この研究の一番のハイライトは「サイバー衛生の限界」を提示したところでしょう。サイバー衛生の具体的な手法は以下を指します(論文から引用):

    1. 企業が保有するハードウェア資産とソフトウェア資産の一覧の作成。
    2. エンドポイント・セキュリティ、ファイアウォール、侵入検知システムなど、サイバー防衛を目的とした最新のハードウェアやソフトウェアの購入。
    3. フィッシングメールの発見や会費を目的とした定期的な従業員研修。
    4. 「エアギャップの創造」。エアギャップは理屈上、重要システムを他のネットワークおよびインターネットから切り離すとされるが、実際には確実なエアギャップは存在しない。
    5. 大人数のサイバーセキュリティ部隊を設け、多様なサービスやサービス提供企業のタスkを借りながら、以上すべてを実行する。

最初に断っておくと、サイバー衛生の実践はリスクを低減するうえで非常に重要です。やらないよりもやったほうが絶対にいいです。この論文での著者の主張は「限界がある」という点です。どんなにサイバー衛生を完璧に行っても、APTに代表される標的型攻撃や、理論的には防御策皆無のゼロデイ攻撃に対しては、攻撃の速度を緩めるのがやっとです。まあそれはそれで意味があるんですけど。ストレートにはあんまり聞きたくなかったことを「企業が受け止めるべき現実」として提示しています。ここで思い出してください。これを書いたのは原子炉のセキュリティを考え続けているINLの人です。重要インフラを守るとはこういうことなんだろうなあ。

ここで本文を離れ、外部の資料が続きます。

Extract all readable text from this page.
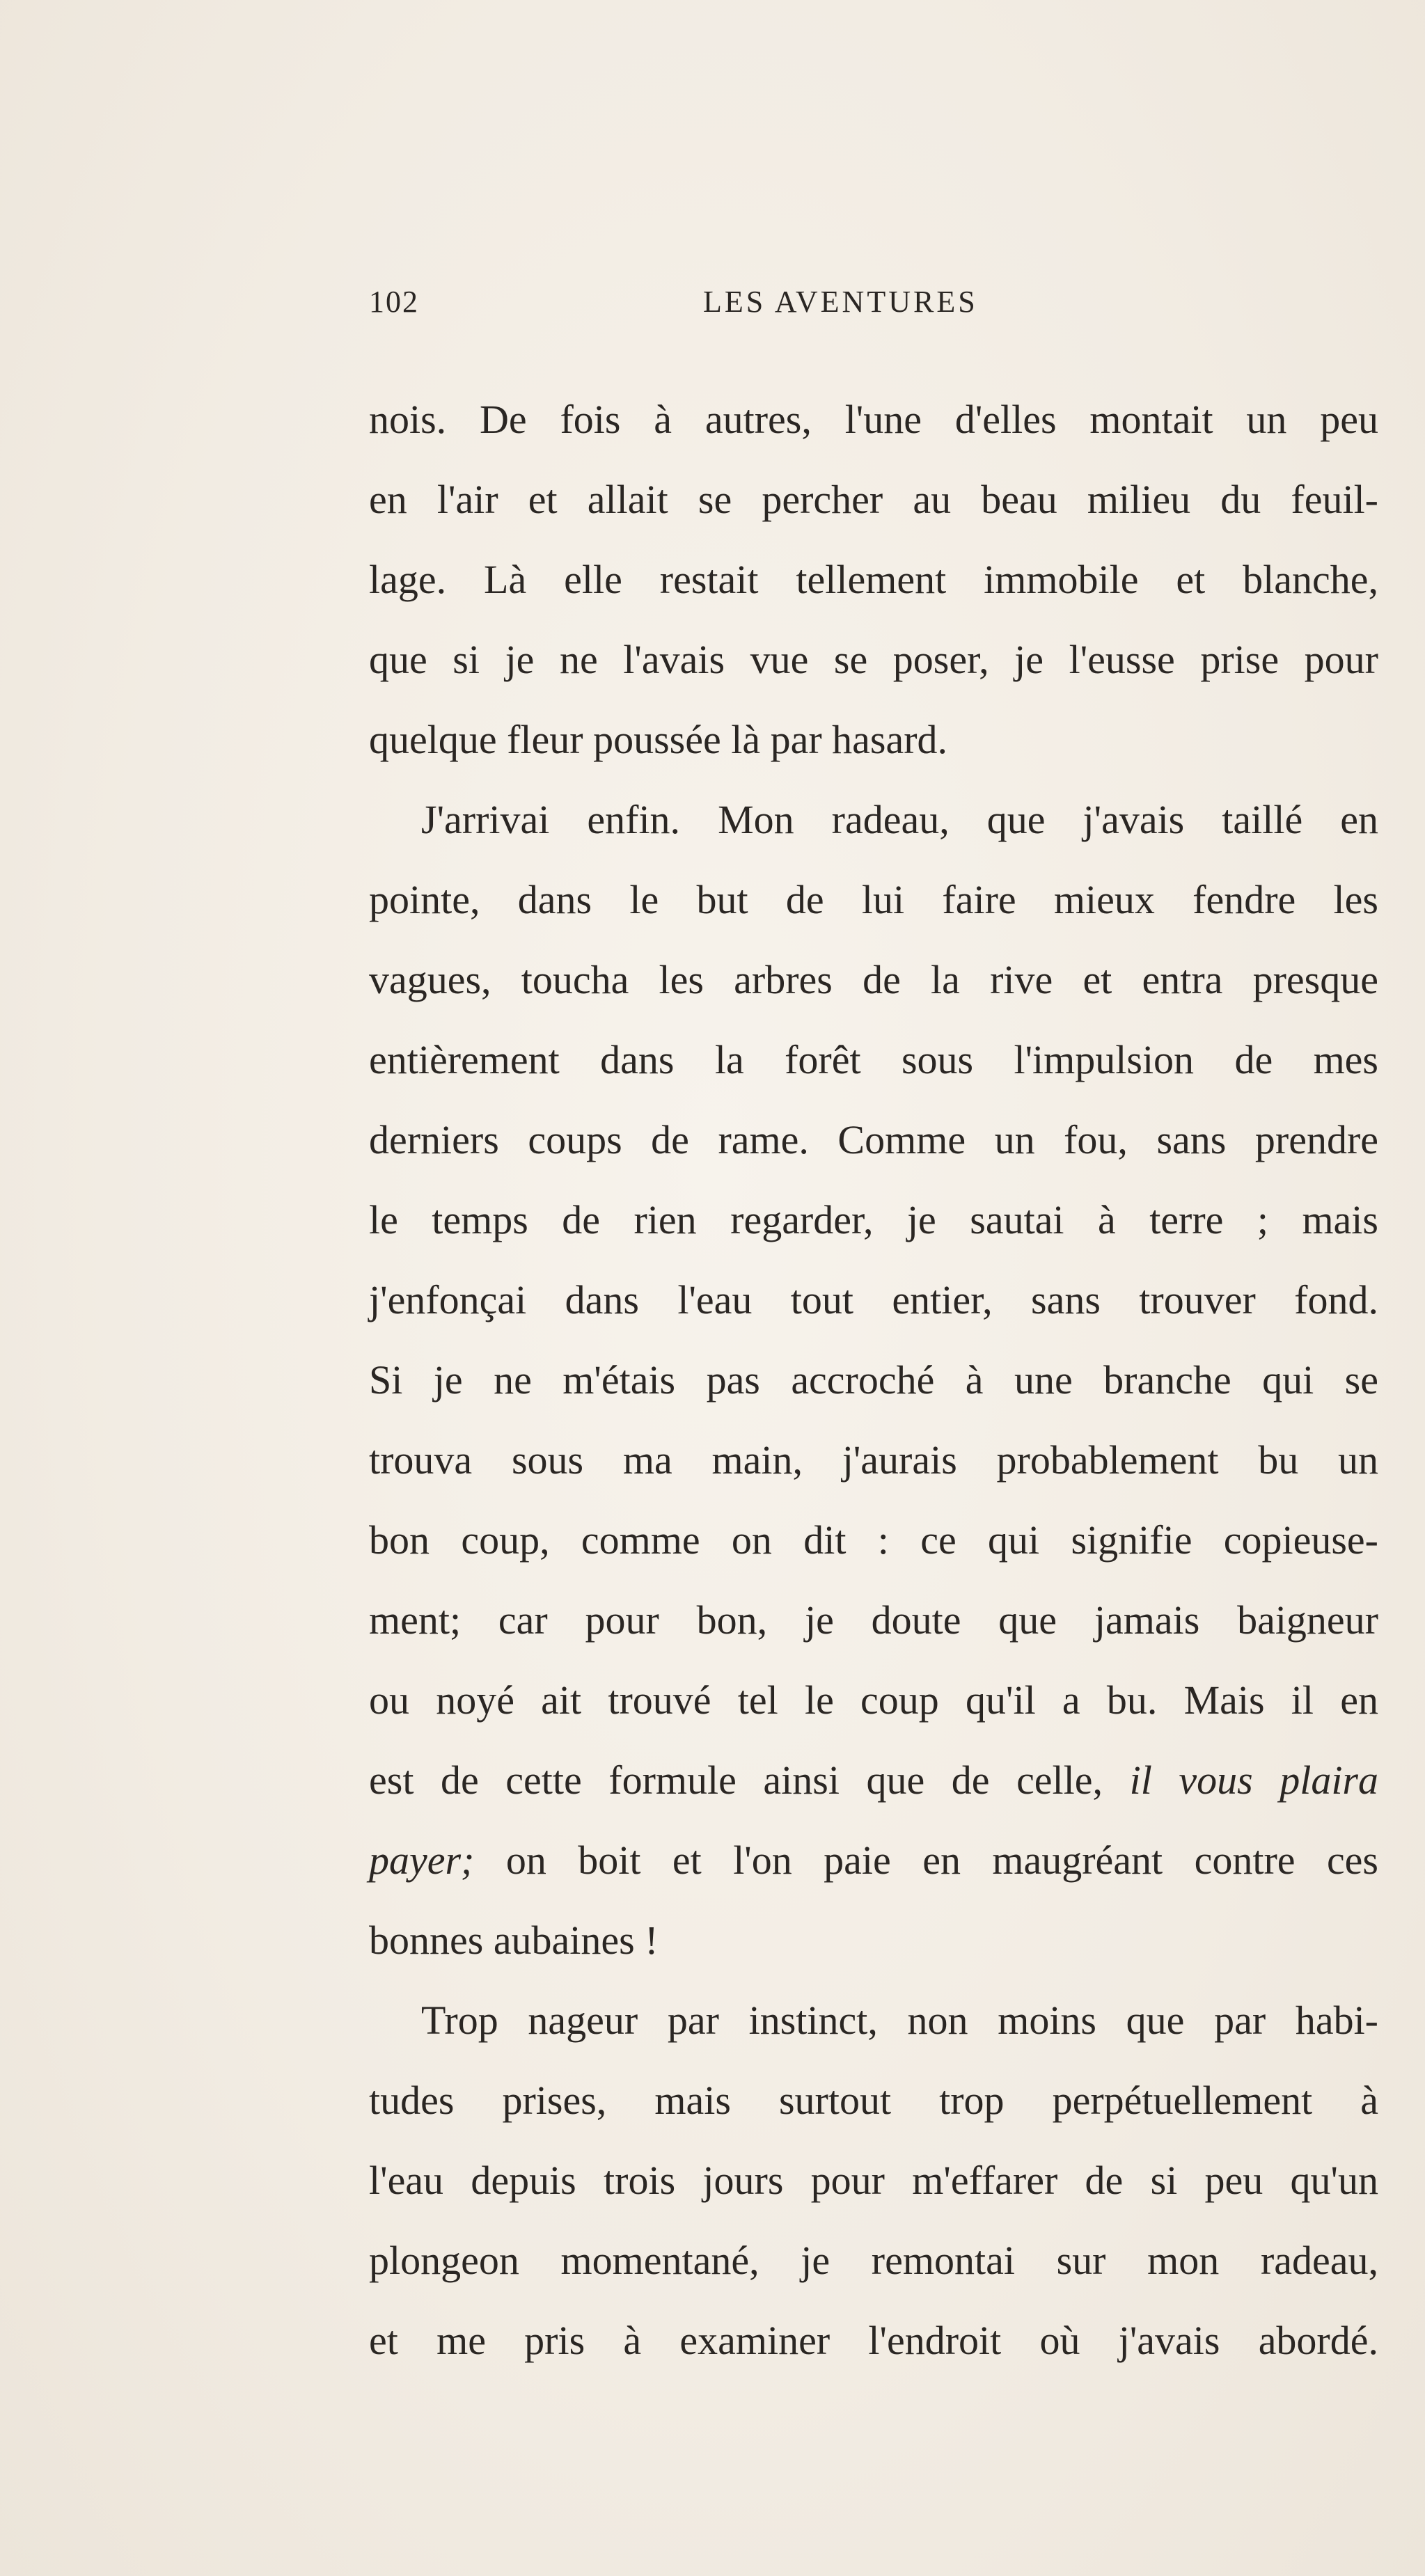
102	LES AVENTURES
nois. De fois à autres, l'une d'elles montait un peu
en l'air et allait se percher au beau milieu du feuil-
lage. Là elle restait tellement immobile et blanche,
que si je ne l'avais vue se poser, je l'eusse prise pour
quelque fleur poussée là par hasard.
J'arrivai enfin. Mon radeau, que j'avais taillé en
pointe, dans le but de lui faire mieux fendre les
vagues, toucha les arbres de la rive et entra presque
entièrement dans la forêt sous l'impulsion de mes
derniers coups de rame. Comme un fou, sans prendre
le temps de rien regarder, je sautai à terre ; mais
j'enfonçai dans l'eau tout entier, sans trouver fond.
Si je ne m'étais pas accroché à une branche qui se
trouva sous ma main, j'aurais probablement bu un
bon coup, comme on dit : ce qui signifie copieuse-
ment; car pour bon, je doute que jamais baigneur
ou noyé ait trouvé tel le coup qu'il a bu. Mais il en
est de cette formule ainsi que de celle, il vous plaira
payer; on boit et l'on paie en maugréant contre ces
bonnes aubaines !
Trop nageur par instinct, non moins que par habi-
tudes prises, mais surtout trop perpétuellement à
l'eau depuis trois jours pour m'effarer de si peu qu'un
plongeon momentané, je remontai sur mon radeau,
et me pris à examiner l'endroit où j'avais abordé.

確かに現実として、サイバーセキュリティに巨額の投資をしている大企業であっても、サイバー攻撃の被害に遭っています。サイバーセキュリティ業界の人で「これさえやっておけばサイバーセキュリティは大丈夫」と考えているヤツはいないでしょう。だからこそINLは、物理的な分断を含めた対抗策としてCCE(Consequence-driven Cyber-informed Engeneering)を開発したわけです。新たな観点が得られるので、セキュリティソリューションを提供する立場の人は読んでおくといいと思います。

 

感想

この論文を読んで、「サイバーセキュリティってつくづく人間の健康管理に似てるなあ」と改めて思いました。健康ネタのテレビとかを見ていると、最終的な「健康を保つ秘訣」は大体一緒です。『適度な運動、バランスの良い食事、十分な睡眠』、この三つです。問題は、この三つをやり続けてもコロナに感染するときはしちゃうということです。さらに言えば、この三つをやり続けること自体が超絶難易度が高いという事実。サイバーセキュリティって、現代人が健康的な生活を送るくらい難しいことなのかも知れません。あと、アメリカにおける「重要インフラ」の概念が日本のそれとは全く別物だということも再認識しました。

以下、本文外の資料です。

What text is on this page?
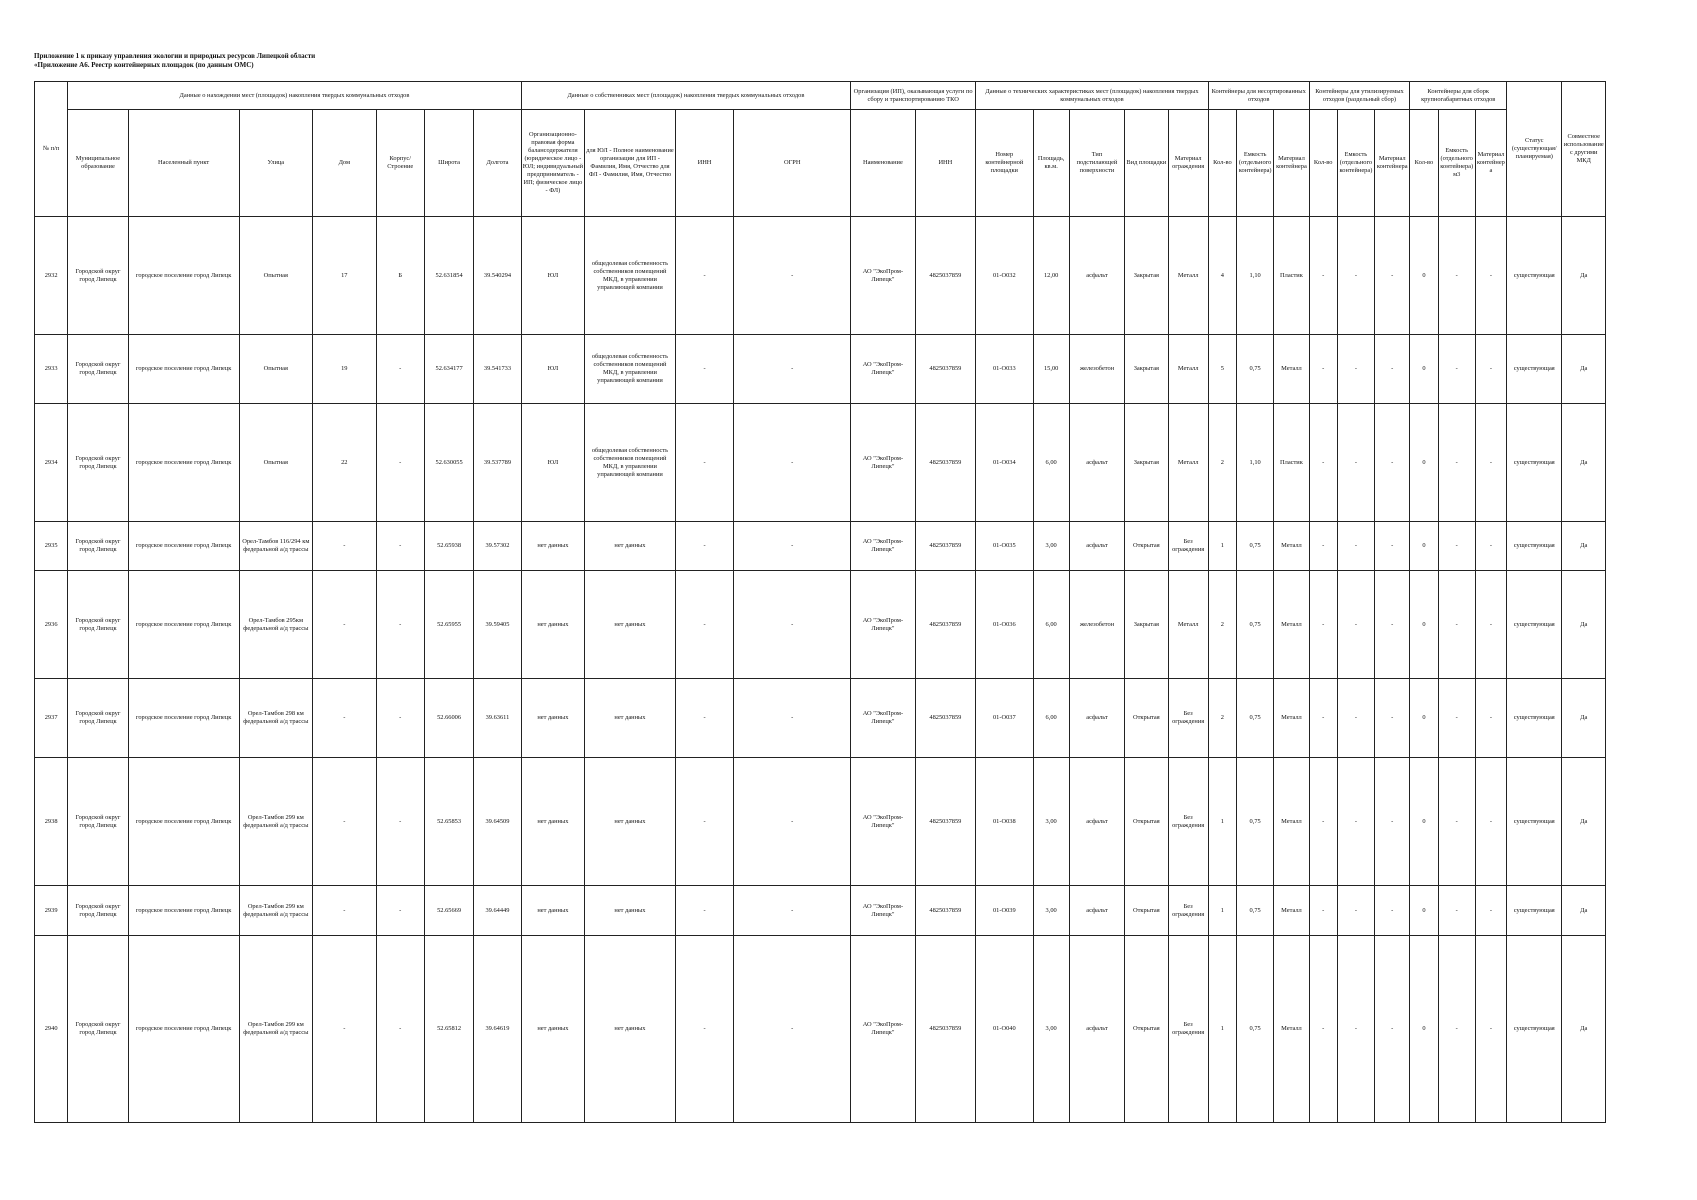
Приложение 1 к приказу управления экологии и природных ресурсов Липецкой области
«Приложение А6. Реестр контейнерных площадок (по данным ОМС)
№ п/п	Данные о нахождении мест (площадок) накопления твердых коммунальных отходов							Данные о собственниках мест (площадок) накопления твердых коммунальных отходов				Организация (ИП), оказывающая услуги по сбору и транспортированию ТКО		Данные о технических характеристиках мест (площадок) накопления твердых коммунальных отходов					Контейнеры для несортированных отходов			Контейнеры для утилизируемых отходов (раздельный сбор)			Контейнеры для сборк крупногабаритных отходов			Статус (существующая/планируемая)	Совместное использование с другими МКД
	Муниципальное образование	Населенный пункт	Улица	Дом	Корпус/Строение	Широта	Долгота	Организационно-правовая форма балансодержателя (юридическое лицо - ЮЛ; индивидуальный предприниматель - ИП; физическое лицо - ФЛ)	для ЮЛ - Полное наименование организации для ИП - Фамилия, Имя, Отчество для ФЛ - Фамилия, Имя, Отчество	ИНН	ОГРН	Наименование	ИНН	Номер контейнерной площадки	Площадь, кв.м.	Тип подстилающей поверхности	Вид площадки	Материал ограждения	Кол-во	Емкость (отдельного контейнера)	Материал контейнера	Кол-во	Емкость (отдельного контейнера)	Материал контейнера	Кол-во	Емкость (отдельного контейнера) м3	Материал контейнера		
2932	Городской округ город Липецк	городское поселение город Липецк	Опытная	17	Б	52.631854	39.540294	ЮЛ	общедолевая собственность собственников помещений МКД, в управлении управляющей компании	-	-	АО "ЭкоПром-Липецк"	4825037859	01-О032	12,00	асфальт	Закрытая	Металл	4	1,10	Пластик	-	-	-	0	-	-	существующая	Да
2933	Городской округ город Липецк	городское поселение город Липецк	Опытная	19	-	52.634177	39.541733	ЮЛ	общедолевая собственность собственников помещений МКД, в управлении управляющей компании	-	-	АО "ЭкоПром-Липецк"	4825037859	01-О033	15,00	железобетон	Закрытая	Металл	5	0,75	Металл	-	-	-	0	-	-	существующая	Да
2934	Городской округ город Липецк	городское поселение город Липецк	Опытная	22	-	52.630055	39.537789	ЮЛ	общедолевая собственность собственников помещений МКД, в управлении управляющей компании	-	-	АО "ЭкоПром-Липецк"	4825037859	01-О034	6,00	асфальт	Закрытая	Металл	2	1,10	Пластик	-	-	-	0	-	-	существующая	Да
2935	Городской округ город Липецк	городское поселение город Липецк	Орел-Тамбов 116/294 км федеральной а/д трассы	-	-	52.65938	39.57302	нет данных	нет данных	-	-	АО "ЭкоПром-Липецк"	4825037859	01-О035	3,00	асфальт	Открытая	Без ограждения	1	0,75	Металл	-	-	-	0	-	-	существующая	Да
2936	Городской округ город Липецк	городское поселение город Липецк	Орел-Тамбов 295км федеральной а/д трассы	-	-	52.65955	39.59405	нет данных	нет данных	-	-	АО "ЭкоПром-Липецк"	4825037859	01-О036	6,00	железобетон	Закрытая	Металл	2	0,75	Металл	-	-	-	0	-	-	существующая	Да
2937	Городской округ город Липецк	городское поселение город Липецк	Орел-Тамбов 298 км федеральной а/д трассы	-	-	52.66006	39.63611	нет данных	нет данных	-	-	АО "ЭкоПром-Липецк"	4825037859	01-О037	6,00	асфальт	Открытая	Без ограждения	2	0,75	Металл	-	-	-	0	-	-	существующая	Да
2938	Городской округ город Липецк	городское поселение город Липецк	Орел-Тамбов 299 км федеральной а/д трассы	-	-	52.65853	39.64509	нет данных	нет данных	-	-	АО "ЭкоПром-Липецк"	4825037859	01-О038	3,00	асфальт	Открытая	Без ограждения	1	0,75	Металл	-	-	-	0	-	-	существующая	Да
2939	Городской округ город Липецк	городское поселение город Липецк	Орел-Тамбов 299 км федеральной а/д трассы	-	-	52.65669	39.64449	нет данных	нет данных	-	-	АО "ЭкоПром-Липецк"	4825037859	01-О039	3,00	асфальт	Открытая	Без ограждения	1	0,75	Металл	-	-	-	0	-	-	существующая	Да
2940	Городской округ город Липецк	городское поселение город Липецк	Орел-Тамбов 299 км федеральной а/д трассы	-	-	52.65812	39.64619	нет данных	нет данных	-	-	АО "ЭкоПром-Липецк"	4825037859	01-О040	3,00	асфальт	Открытая	Без ограждения	1	0,75	Металл	-	-	-	0	-	-	существующая	Да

なんだか全体を通してネガティブなバイブスを提供しているだけの論文に見えますが、そんなことありません。サイバーセキュリティの可能性を広げてくれている論文です。CISSPのテキストとかでも言及されているとおり、セキュリティというのはデジタルと物理の総力戦です。サイバーセキュリティ専門家も、絶対に物理セキュリティのことを知っておいたほうがいいです。そのほうが、最終的に正しい答えにたどり着けます。重要インフラにはほぼ確実に物理設備が伴うので、当たり前っちゃ当たり前ですね。

 

最後までお読みいただきありがとうございました。ではまた次回。